昨日、友達とGenovaという海辺の街へ行った。旅行中はずっと楽しかったはずなのに、帰りの電車の中で本当に唐突に、悲しくなった。
私たちはこの1年、すぐにとは言わないけれど時間をかけて仲良くなった。でもあと1ヶ月もすれば私たちは別々の国で別々の人生を歩むんだ。今後会うことだってできるけれど、明日遊ぼうよって言って遊べる関係にはきっと戻れない。彼の人生から私の居場所は無くなり、私の人生からも彼の存在は少しずつ薄れていってしまうのだろうか。今後もう会う機会が無くなる友達との1年を、私は私の中でどう落とし込めば良いのかが分からない。
この一年で築き上げた関係は良くも悪くもこの一年で終わり。あと1ヶ月で、みんなそれぞれの国に帰るんだ。あと1ヶ月で、留学前の環境にみんな戻る。まるでイタリアで築いたものが嘘だったかのように。友達も、家族も、全部留学前に戻る。この留学期間がまるで私の人生の延長線上から外れた位置に存在していたような気持ちになる。
でもこのイタリア留学は確かに存在していたし、そこで色々悩んで考えたのも私だ。この1年間で感じたこと考えたことは少しずつ咀嚼していければ十分なのかな。今はまだ飲み込みきれないから。

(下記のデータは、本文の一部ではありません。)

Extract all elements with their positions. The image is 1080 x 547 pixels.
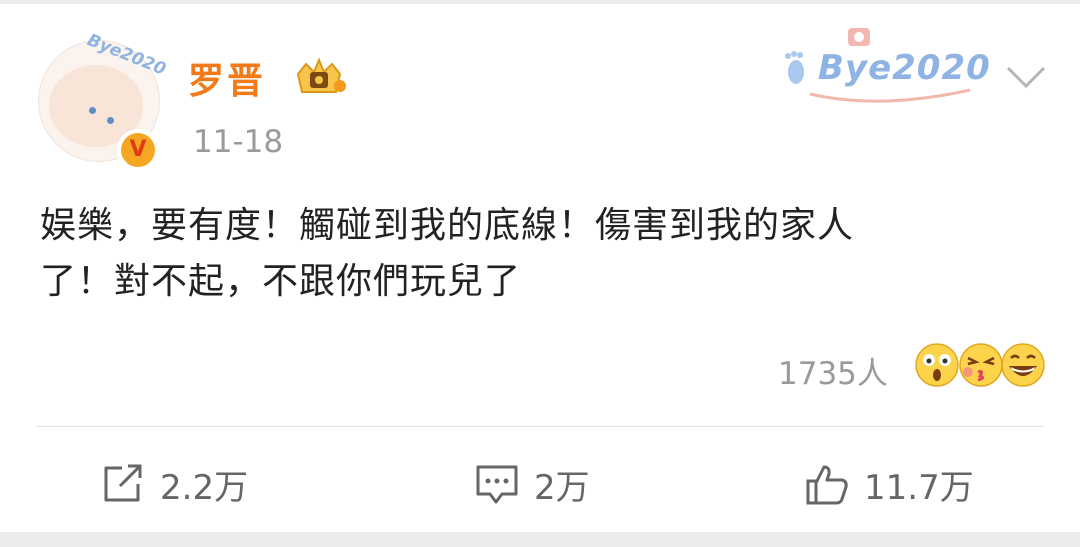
like-count: 11.7万 (864, 467, 974, 508)
comment-count: 2万 (534, 467, 590, 508)
avatar-eye (89, 107, 96, 114)
verified-badge-icon: V (117, 129, 159, 171)
shocked-emoji-icon (915, 343, 959, 387)
card-decoration: Bye2020 (770, 24, 990, 114)
grin-emoji-icon (1001, 343, 1045, 387)
divider (36, 426, 1044, 427)
author-name[interactable]: 罗晋 (188, 52, 266, 104)
bottom-gap (0, 532, 1080, 547)
post-content-line: 了！對不起，不跟你們玩兒了 (40, 261, 522, 302)
share-count: 2.2万 (160, 467, 249, 508)
avatar-eye (107, 117, 114, 124)
reaction-count: 1735人 (778, 356, 888, 392)
share-button[interactable]: 2.2万 (100, 456, 248, 512)
chevron-down-icon[interactable] (1004, 62, 1048, 92)
comment-button[interactable]: 2万 (474, 456, 590, 512)
vip-crown-icon[interactable] (292, 56, 346, 98)
kiss-emoji-icon (959, 343, 1003, 387)
post-content: 娱樂，要有度！觸碰到我的底線！傷害到我的家人 了！對不起，不跟你們玩兒了 (40, 198, 1050, 310)
weibo-post-card: Bye2020 V 罗晋 11-18 Bye2020 娱樂，要有度！觸碰到我的底… (0, 4, 1080, 532)
post-timestamp: 11-18 (193, 124, 284, 160)
thumbs-up-icon (806, 465, 848, 505)
post-content-line: 娱樂，要有度！觸碰到我的底線！傷害到我的家人 (40, 205, 855, 246)
like-button[interactable]: 11.7万 (804, 456, 974, 512)
decoration-text: Bye2020 (818, 48, 991, 88)
comment-icon (476, 465, 518, 504)
share-icon (104, 464, 142, 502)
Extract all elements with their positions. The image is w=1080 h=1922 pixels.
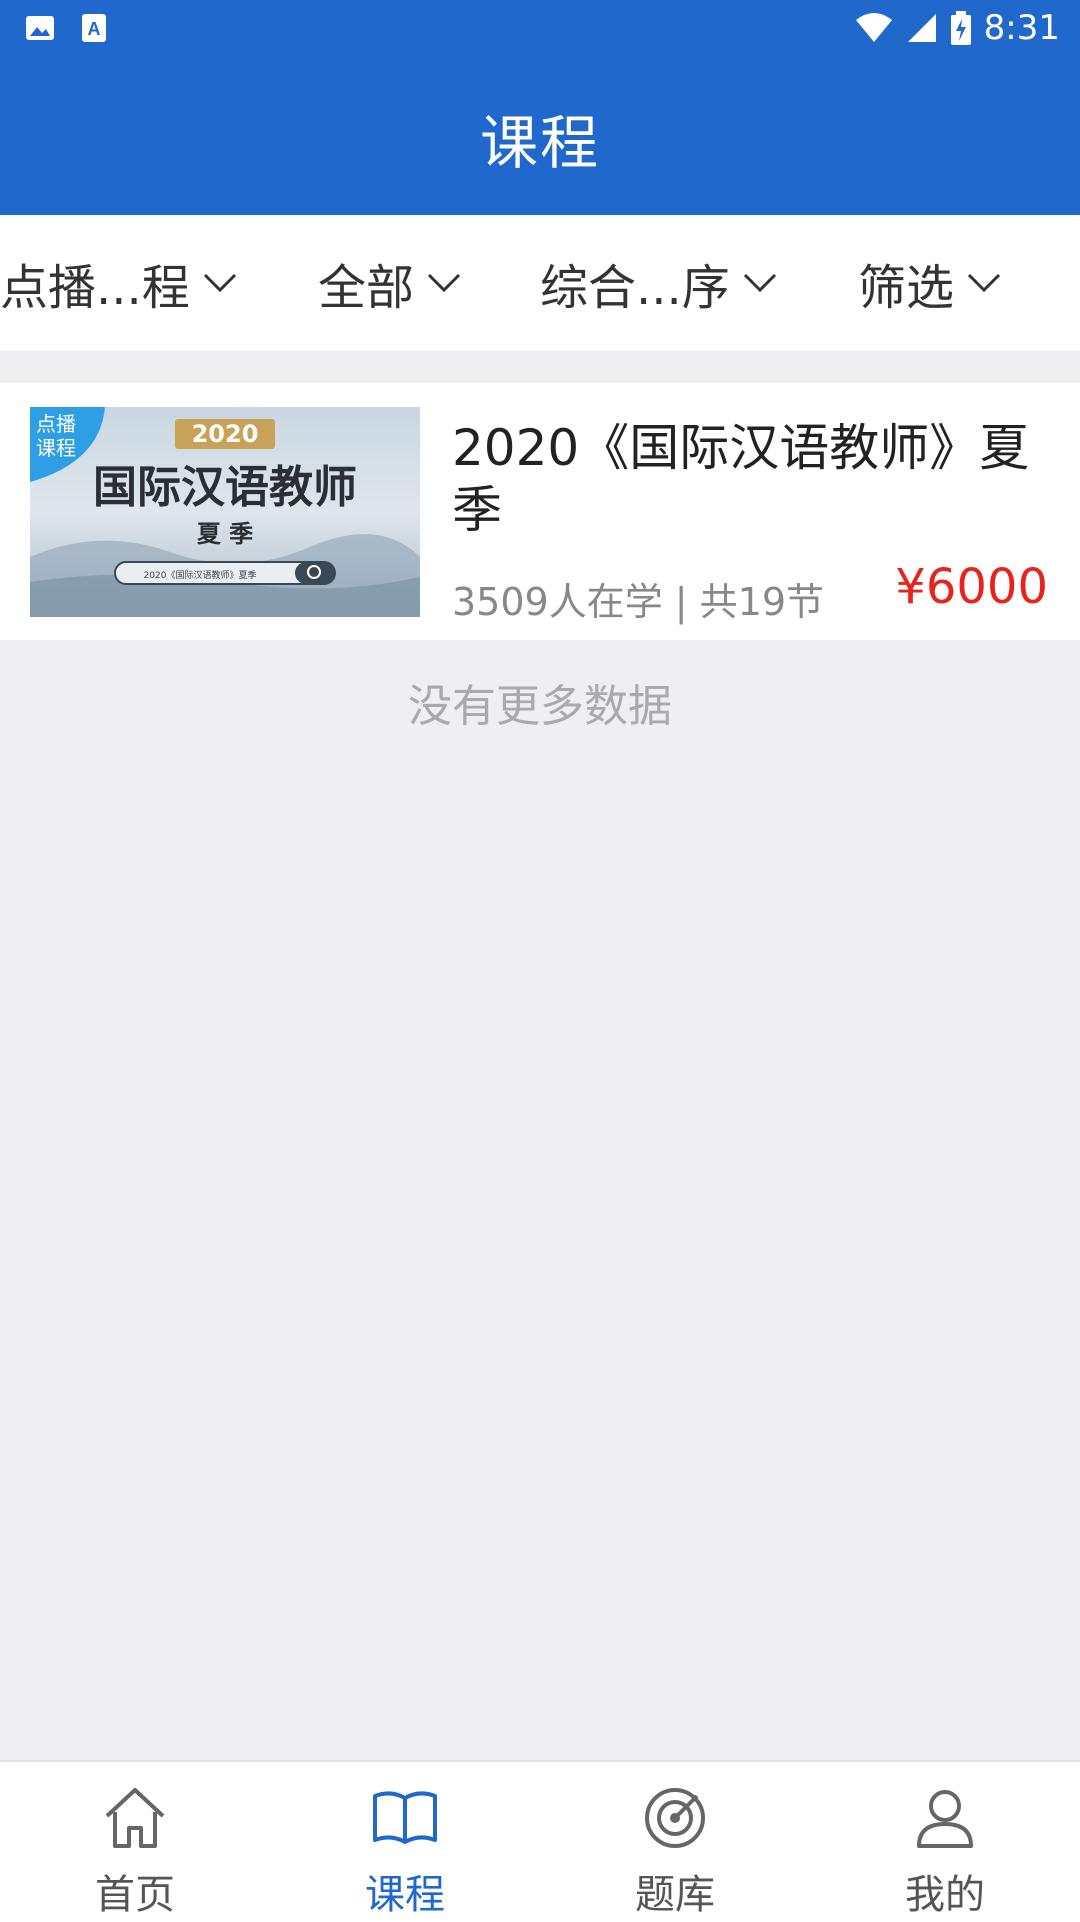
- thumb-badge-line1: 点播: [36, 412, 76, 436]
- filter-label: 筛选: [858, 260, 955, 316]
- course-price: ¥6000: [895, 559, 1048, 615]
- home-icon: [105, 1788, 165, 1848]
- nav-label: 题库: [635, 1872, 715, 1918]
- svg-text:A: A: [88, 19, 101, 39]
- thumb-title: 国际汉语教师: [93, 462, 357, 513]
- nav-course[interactable]: 课程: [270, 1762, 540, 1922]
- app-notification-icon: A: [82, 14, 106, 42]
- list-end-text: 没有更多数据: [408, 681, 672, 732]
- filter-bar: 点播...程 全部 综合...序 筛选: [0, 215, 1080, 351]
- chevron-down-icon: [203, 273, 236, 293]
- section-divider: [0, 351, 1080, 383]
- battery-icon: [950, 11, 971, 45]
- wifi-icon: [855, 13, 892, 42]
- course-thumbnail: 点播 课程 2020 国际汉语教师 夏 季 2020《国际汉语教师》夏季: [30, 407, 420, 617]
- image-notification-icon: [26, 16, 54, 40]
- nav-label: 我的: [905, 1872, 985, 1918]
- signal-icon: [907, 14, 936, 42]
- filter-category[interactable]: 全部: [318, 215, 462, 351]
- thumb-year: 2020: [192, 420, 259, 448]
- nav-label: 首页: [95, 1872, 175, 1918]
- nav-question-bank[interactable]: 题库: [540, 1762, 810, 1922]
- thumb-search-text: 2020《国际汉语教师》夏季: [144, 569, 257, 581]
- thumb-badge-line2: 课程: [36, 436, 76, 460]
- course-meta: 3509人在学 | 共19节: [452, 580, 825, 624]
- filter-label: 综合...序: [540, 260, 730, 316]
- chevron-down-icon: [427, 273, 461, 293]
- bottom-nav: 首页 课程 题库 我的: [0, 1760, 1080, 1922]
- filter-sort[interactable]: 综合...序: [540, 215, 778, 351]
- thumb-subtitle: 夏 季: [197, 519, 253, 548]
- nav-home[interactable]: 首页: [0, 1762, 270, 1922]
- status-time: 8:31: [983, 8, 1060, 48]
- course-card[interactable]: 点播 课程 2020 国际汉语教师 夏 季 2020《国际汉语教师》夏季 202…: [0, 383, 1080, 640]
- nav-label: 课程: [365, 1872, 445, 1918]
- page-title: 课程: [479, 108, 600, 177]
- nav-profile[interactable]: 我的: [810, 1762, 1080, 1922]
- course-title: 2020《国际汉语教师》夏季: [452, 419, 1030, 539]
- user-icon: [917, 1790, 973, 1848]
- target-icon: [645, 1788, 705, 1848]
- chevron-down-icon: [967, 273, 1001, 293]
- filter-label: 点播...程: [0, 260, 190, 316]
- book-icon: [373, 1791, 437, 1844]
- app-header: 课程: [0, 60, 1080, 215]
- filter-screen[interactable]: 筛选: [858, 215, 1002, 351]
- chevron-down-icon: [743, 273, 776, 293]
- status-bar: A 8:31: [0, 0, 1080, 60]
- filter-course-type[interactable]: 点播...程: [0, 215, 238, 351]
- filter-label: 全部: [318, 260, 415, 316]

イタリア留学で、自分が自分であることを認められたし、人と違う行動をすることに対する恐れが少なくなった。私にとってこのイタリアでの1年は、予想していたよりも大切で温かい思い出に溢れたものになったと思う。派手な留学ではなかったけれど、何十年後かに思い返して、ちょっと懐かしくなって泣くくらいの温かい記憶。これから先の人生でちょっとずつ噛み砕いて、その意味を見出していこうと思う。